Article Summary
Everyone agrees that electronic medical information system will benefit billions of people; however, the implementation of this system is not easy as it seemed at first. The problems on the implementation are such as interoperability within a system, security and reliability concerns on the sensitive health information, and the critical nature of health data that a failure can result even a death.
These days everything seems to go digital/electronic. Since the health care, or the medical information, is rich and can be huge in data volume, so it is on its way to go digital. However, there are a lot of barriers to work this out and I found it to be a snap shot of a tension between human vs. computer.
Doctors and practitioners are complaining to moving from paper to screen since they have been working with papers for years. Protected by their horrible hand writing, the medical profession certainly had their own culture which causes the information inequality between health service provider and consumer. In this case, the electronic system will benefit more on the side of patients because the electronic system lets them access their own information easily. This is a good thing for the larger population, but there are drawbacks that we, the information architects to conquer.

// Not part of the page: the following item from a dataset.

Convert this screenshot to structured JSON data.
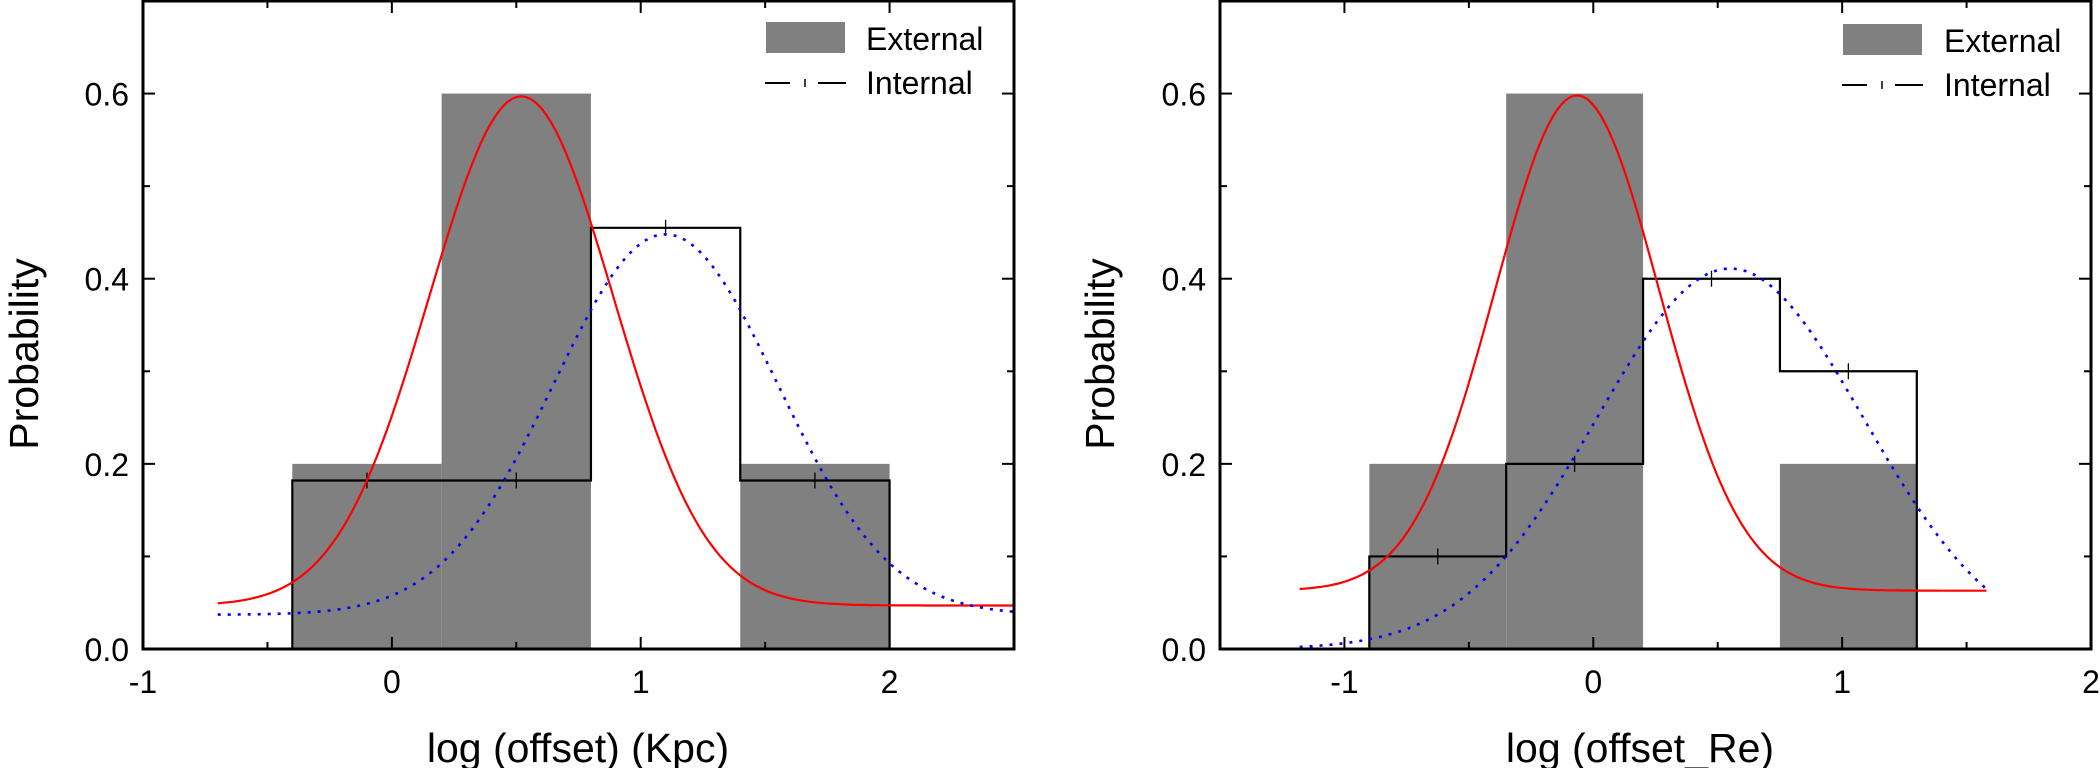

Like the financial data, the health information is very sensitive, but on top of that, the health data is a lot more critical. A simple mistake can cause a life. Triple or more back-up system should be built with the highest level of security. The system shouldn't be out or breached in any case. On this matter, this medical system is different from other systems. Who is going to be responsible? The provider software/systems want to bail out from this responsibility just like other systems telling it depends on its user. The users, health practitioners, however, will blame at this new black box which hinder them to be the most efficient (doubling documenting time etc). Is the black box, or the new medical information system really neutral and smart enough to give advices to treat people?
Interoperability is one thing that we encounter throughout this course too. In the context of metadata of a person/patient, different fields/departments used different vocabulary for the same thing and categorize/classify it in a different manner. The info structure built for the physicians are different from the one for the pharmacy or else. For the future, if the structure could achieve extra-operability(between different hospitals) it will be great. Will the standardized structure ever be possible, if then, who can build the one for everyone?